Department of Family and Community Medicine, College of Medicine, University of Arizona, Tucson, AZ 85711, USA.
Department of Urology, College of Medicine, University of Arizona, Tucson, AZ 85724, USA.
Int J Environ Res Public Health. 2022 Jan 21;19(3):1185. doi: 10.3390/ijerph19031185.
American Indians/Alaska Natives (AI/AN) and Hispanic Americans (HA) have higher kidney cancer incidence and mortality rates compared to non-Hispanic Whites (NHW). Herein, we describe the disparity in renal cell carcinoma (RCC) surgical treatment for AI/AN and HA and the potential association with mortality in Arizona. A total of 5111 stage I RCC cases diagnosed between 2007 and 2016 from the Arizona Cancer Registry were included. Statistical analyses were performed to test the association of race/ethnicity with surgical treatment pattern and overall mortality, adjusting for patients' demographic, healthcare access, and socioeconomic factors. AI/AN were diagnosed 6 years younger than NHW and were more likely to receive radical rather than partial nephrectomy (OR 1.49 95% CI: 1.07-2.07) compared to NHW. Mexican Americans had increased odds of not undergoing surgical treatment (OR 1.66, 95% CI: 1.08-2.53). Analysis showed that not undergoing surgical treatment and undergoing radical nephrectomy were statistically significantly associated with higher overall mortality (HR 1.82 95% CI: 1.21-2.76 and HR 1.59 95% CI: 1.30-1.95 respectively). Mexican Americans, particularly U.S.-born Mexican Americans, had an increased risk for overall mortality and RCC-specific mortality even after adjusting for neighborhood socioeconomic factors and surgical treatment patterns. Although statistically not significant after adjusting for neighborhood-level socioeconomic factors and surgical treatment patterns, AI/AN had an elevated risk of mortality.

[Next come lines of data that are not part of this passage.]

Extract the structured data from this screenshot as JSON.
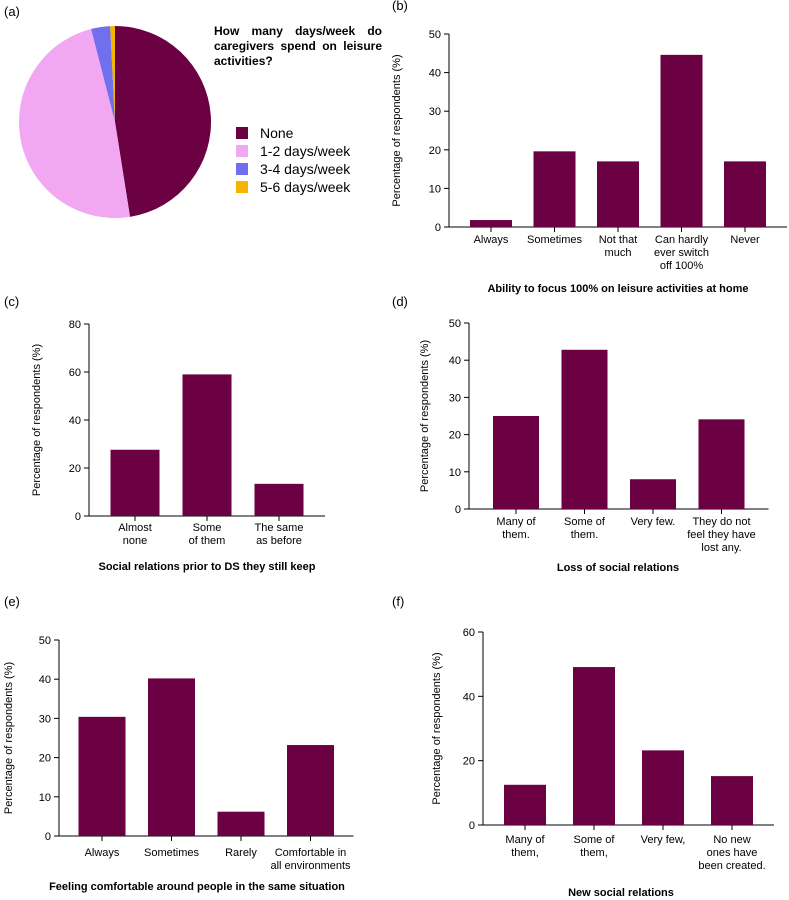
{
  "colors": {
    "bar": "#6b0042",
    "pie": [
      "#6b0042",
      "#f2a7f2",
      "#7070ee",
      "#f5b400"
    ]
  },
  "chart_data": [
    {
      "id": "a",
      "type": "pie",
      "panel_label": "(a)",
      "title": "How many days/week do caregivers spend on leisure activities?",
      "categories": [
        "None",
        "1-2 days/week",
        "3-4 days/week",
        "5-6 days/week"
      ],
      "values": [
        47.5,
        48.5,
        3.2,
        0.8
      ]
    },
    {
      "id": "b",
      "type": "bar",
      "panel_label": "(b)",
      "title": "Ability to focus 100% on leisure activities at home",
      "ylabel": "Percentage of respondents (%)",
      "ylim": [
        0,
        50
      ],
      "yticks": [
        0,
        10,
        20,
        30,
        40,
        50
      ],
      "categories": [
        [
          "Always"
        ],
        [
          "Sometimes"
        ],
        [
          "Not that",
          "much"
        ],
        [
          "Can hardly",
          "ever switch",
          "off 100%"
        ],
        [
          "Never"
        ]
      ],
      "values": [
        1.8,
        19.6,
        17.0,
        44.6,
        17.0
      ]
    },
    {
      "id": "c",
      "type": "bar",
      "panel_label": "(c)",
      "title": "Social relations prior to DS they still keep",
      "ylabel": "Percentage of respondents (%)",
      "ylim": [
        0,
        80
      ],
      "yticks": [
        0,
        20,
        40,
        60,
        80
      ],
      "categories": [
        [
          "Almost",
          "none"
        ],
        [
          "Some",
          "of them"
        ],
        [
          "The same",
          "as before"
        ]
      ],
      "values": [
        27.6,
        59.0,
        13.4
      ]
    },
    {
      "id": "d",
      "type": "bar",
      "panel_label": "(d)",
      "title": "Loss of social relations",
      "ylabel": "Percentage of respondents (%)",
      "ylim": [
        0,
        50
      ],
      "yticks": [
        0,
        10,
        20,
        30,
        40,
        50
      ],
      "categories": [
        [
          "Many of",
          "them."
        ],
        [
          "Some of",
          "them."
        ],
        [
          "Very few."
        ],
        [
          "They do not",
          "feel they have",
          "lost any."
        ]
      ],
      "values": [
        25.0,
        42.8,
        8.0,
        24.1
      ]
    },
    {
      "id": "e",
      "type": "bar",
      "panel_label": "(e)",
      "title": "Feeling comfortable around people in the same situation",
      "ylabel": "Percentage of respondents (%)",
      "ylim": [
        0,
        50
      ],
      "yticks": [
        0,
        10,
        20,
        30,
        40,
        50
      ],
      "categories": [
        [
          "Always"
        ],
        [
          "Sometimes"
        ],
        [
          "Rarely"
        ],
        [
          "Comfortable in",
          "all environments"
        ]
      ],
      "values": [
        30.4,
        40.2,
        6.2,
        23.2
      ]
    },
    {
      "id": "f",
      "type": "bar",
      "panel_label": "(f)",
      "title": "New social relations",
      "ylabel": "Percentage of respondents (%)",
      "ylim": [
        0,
        60
      ],
      "yticks": [
        0,
        20,
        40,
        60
      ],
      "categories": [
        [
          "Many of",
          "them,"
        ],
        [
          "Some of",
          "them,"
        ],
        [
          "Very few,"
        ],
        [
          "No new",
          "ones have",
          "been created."
        ]
      ],
      "values": [
        12.5,
        49.1,
        23.2,
        15.2
      ]
    }
  ]
}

美国印第安人/阿拉斯加原住民(AI/AN)和西班牙裔美国人(HA)的肾癌发病率和死亡率高于非西班牙裔白人(NHW)。在此,我们描述了亚利桑那州 AI/AN 和 HA 人群肾细胞癌(RCC)手术治疗的差异,并探讨了其与死亡率的潜在关联。从亚利桑那州癌症登记处纳入了 2007 年至 2016 年间诊断的共 5111 例 I 期 RCC 病例。进行了统计学分析,以检验种族/民族与手术治疗模式和总死亡率之间的关联,同时调整了患者的人口统计学、医疗保健可及性和社会经济因素。与 NHW 相比,AI/AN 被诊断出的年龄要小 6 岁,更有可能接受根治性而不是部分肾切除术(OR 1.49,95%CI:1.07-2.07)。与 NHW 相比,墨西哥裔美国人接受手术治疗的可能性较小(OR 1.66,95%CI:1.08-2.53)。分析表明,未接受手术治疗和接受根治性肾切除术与总死亡率升高具有统计学显著相关性(HR 1.82,95%CI:1.21-2.76 和 HR 1.59,95%CI:1.30-1.95)。即使在调整了邻里社会经济因素和手术治疗模式后,墨西哥裔美国人,尤其是美国出生的墨西哥裔美国人,其总死亡率和 RCC 特异性死亡率的风险仍然增加。尽管在调整了邻里社会经济因素和手术治疗模式后,AI/AN 的死亡率没有统计学意义,但仍存在升高的风险。